Разумеется. Роберу всегда было хорошо. В течение двух лет он радостно питался варевом из репы и брюквы и никогда не чувствовал холода: можно было подумать, будто он сам производит свое тепло на манер йога; когда я вернусь около полуночи, он все еще будет писать, закутавшись в шотландский плед, и удивится: «Сколько же сейчас времени?» О своей книге он рассказывал мне пока еще смутно, но у меня сложилось впечатление, что он ею доволен. Я села.

— Надин только что сообщила мне странную новость, — сказала я, — она едет с Перроном в Португалию.

Он с живостью поднял на меня глаза:

— Тебя это расстраивает?

— Да. Перрон не тот человек, которого подбирают и бросают: она слишком сильно привяжется к нему.

Робер положил свою руку на мою:

— Не беспокойся за Надин. Прежде всего меня удивит, если она привяжется к Перрону, в любом случае она быстро утешится.

— Не станет же она всю свою жизнь искать утешения! — возразила я. Робер засмеялся:

— Ничего не поделаешь! Тебя всегда будет шокировать, что твоя дочь спит с кем придется, словно парень. В ее возрасте я поступал точно так же.

Никогда Робер не желал считаться с тем, что Надин — не парень.

— Это не одно и то же, — сказала я. — Надин цепляется за мужчин, потому что, оставшись одна, не чувствует, что живет; это-то меня и беспокоит.

— Послушай, легко понять, что она боится оставаться одна, еще так свежа история с Диего.

Я покачала головой:

— Дело не только в Диего.

— Я знаю, ты считаешь, что в этом есть и наша вина, — сказал он с сомнением в голосе и пожал плечами. — Она изменится, у нее уйма времени, чтобы измениться.

— Будем надеяться. — Я пристально смотрела на Робера. — Знаете, для нее было бы крайне важно иметь занятие, которое ее по-настоящему интересовало бы. Дайте ей должность секретаря; она опять только что говорила мне об этом; ей очень этого хочется.

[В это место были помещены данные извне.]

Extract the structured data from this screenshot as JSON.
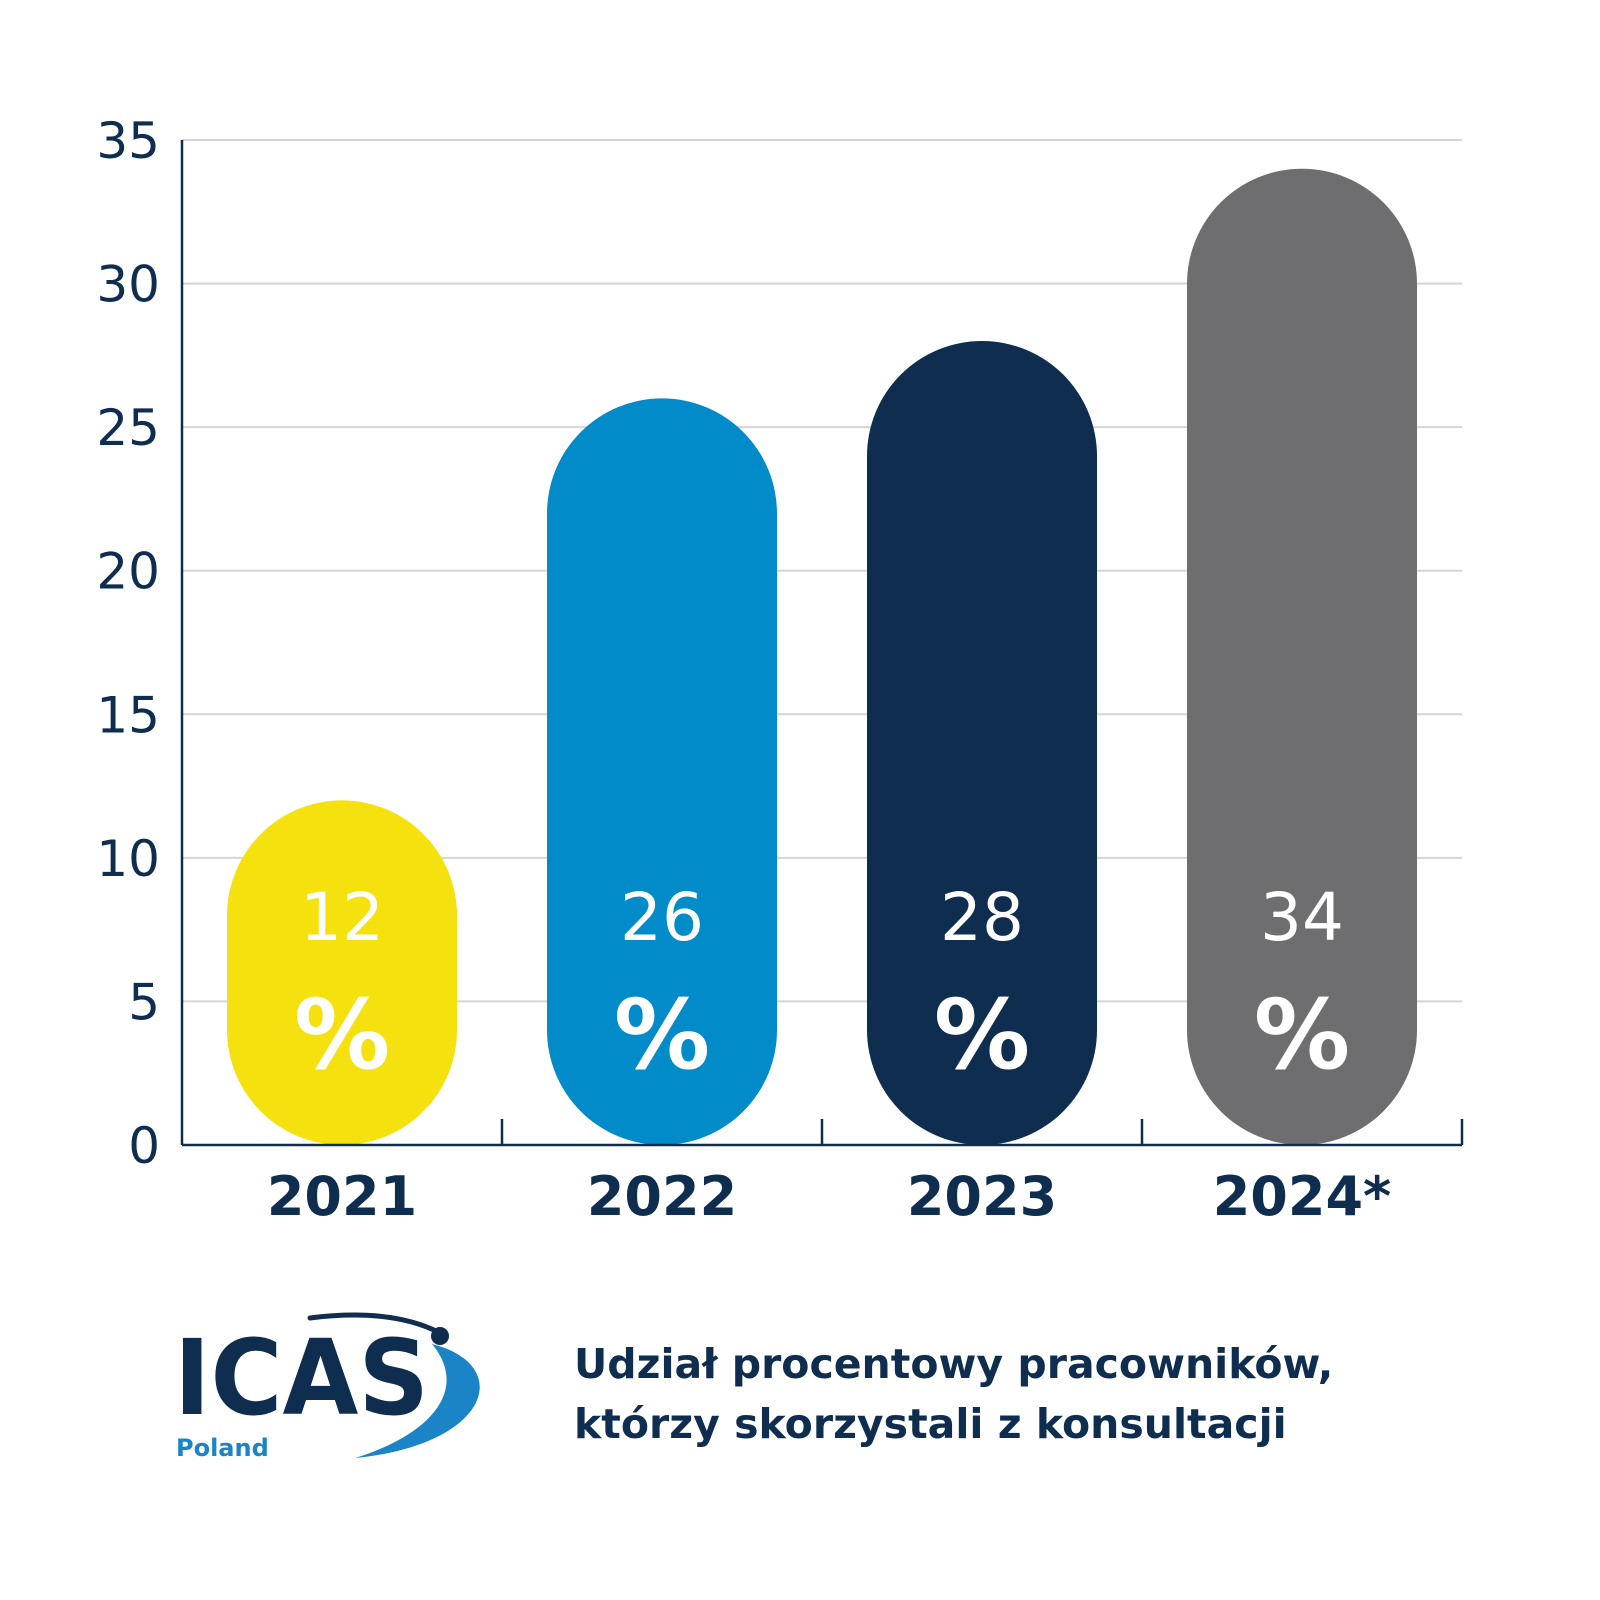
{
  "chart_data": {
    "type": "bar",
    "categories": [
      "2021",
      "2022",
      "2023",
      "2024*"
    ],
    "values": [
      12,
      26,
      28,
      34
    ],
    "value_labels": [
      "12",
      "26",
      "28",
      "34"
    ],
    "unit_symbol": "%",
    "colors": [
      "#f5e10d",
      "#028bc9",
      "#0f2d4f",
      "#6e6e71"
    ],
    "yticks": [
      "0",
      "5",
      "10",
      "15",
      "20",
      "25",
      "30",
      "35"
    ],
    "ylim": [
      0,
      35
    ],
    "grid": true,
    "title": "",
    "xlabel": "",
    "ylabel": ""
  },
  "caption": {
    "line1": "Udział procentowy pracowników,",
    "line2": "którzy skorzystali z konsultacji"
  },
  "logo": {
    "brand": "ICAS",
    "subtitle": "Poland",
    "colors": {
      "navy": "#0f2d4f",
      "blue": "#1b84c6"
    }
  }
}
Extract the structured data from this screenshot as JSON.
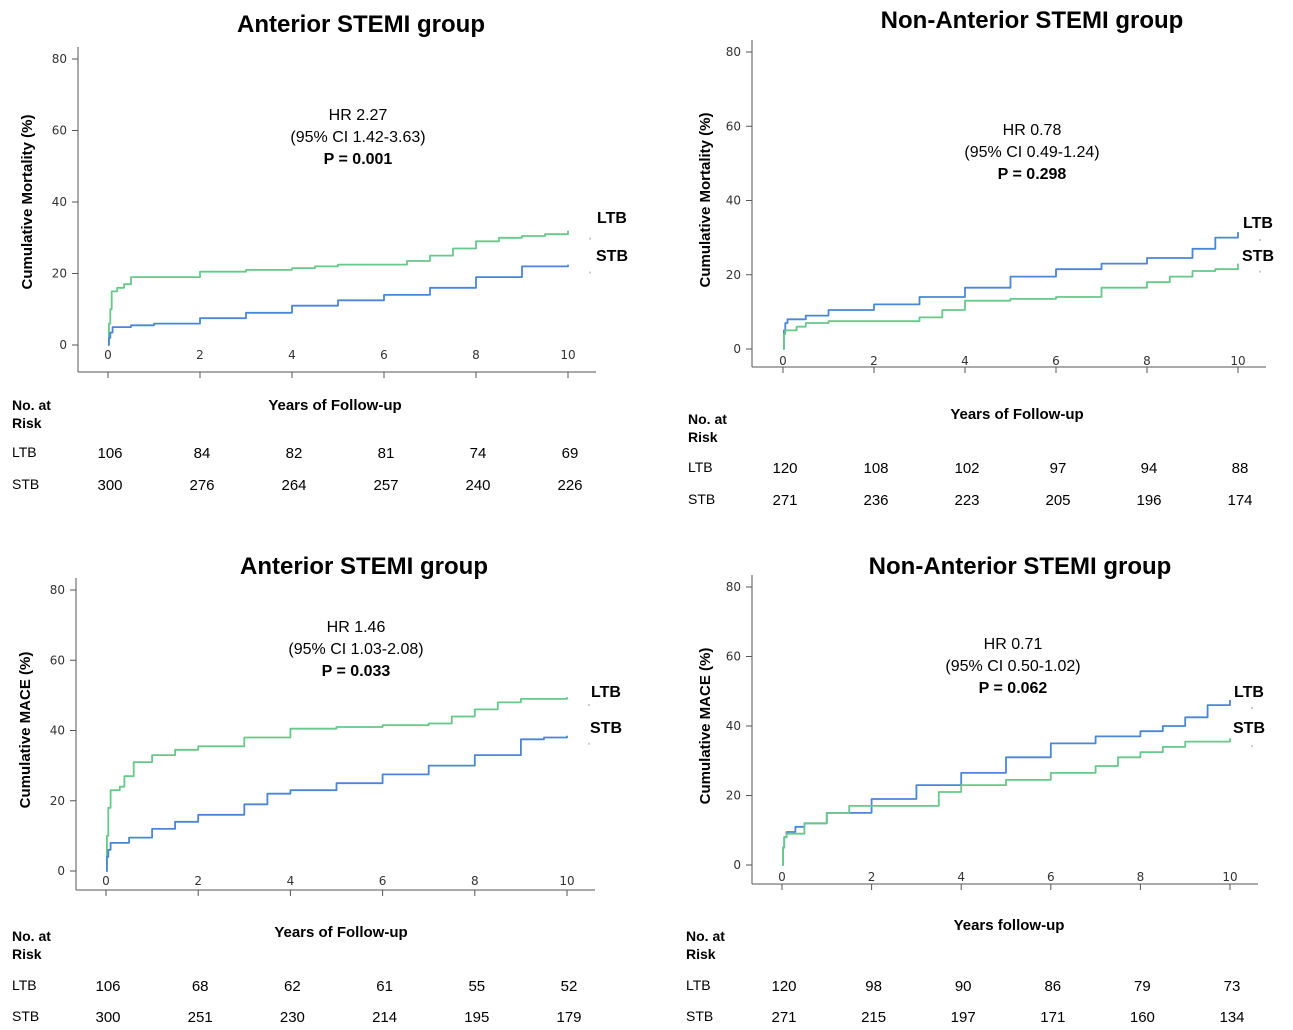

— Но что же тут интересного, — возразил Робер. — Печатать конверты и вести картотеку изо дня в день: для такой умницы, как она, это преступление.

— Она почувствует себя нужной, ее это воодушевит, — сказала я.

— Она способна на большее! Пускай продолжит свою учебу.

— В данный момент ей необходимо что-то делать, она будет хорошей секретаршей. Не следует требовать от людей слишком многого, — добавила я.

Для меня требования Робера всегда были тонизирующими, а у Надин они в конце концов подорвали уверенность в себе. Он не давал ей указаний, доверял ей, ждал, и она загоралась, входила в азарт; в слишком юном возрасте она читала чересчур суровые книги, слишком рано принимала участие в разговорах взрослых. А потом устала от такого уклада жизни и обратила досаду прежде всего на себя, теперь же она брала своего рода реванш, стараясь разочаровать Робера. Он посмотрел на меня в растерянности, как всегда, когда чувствовал упрек в моих словах.

— Если ты действительно думаешь, что это ей подходит... — молвил он. — Ты знаешь лучше меня.

— Я действительно так думаю, — ответила я.

— Хорошо, пусть будет так.

Он уступил чересчур легко: это доказывало, что Надин преуспела в своем стремлении обмануть его ожидания; если он не может безраздельно отдаться какому-то чувству или делу, Робер сразу же теряет к нему интерес.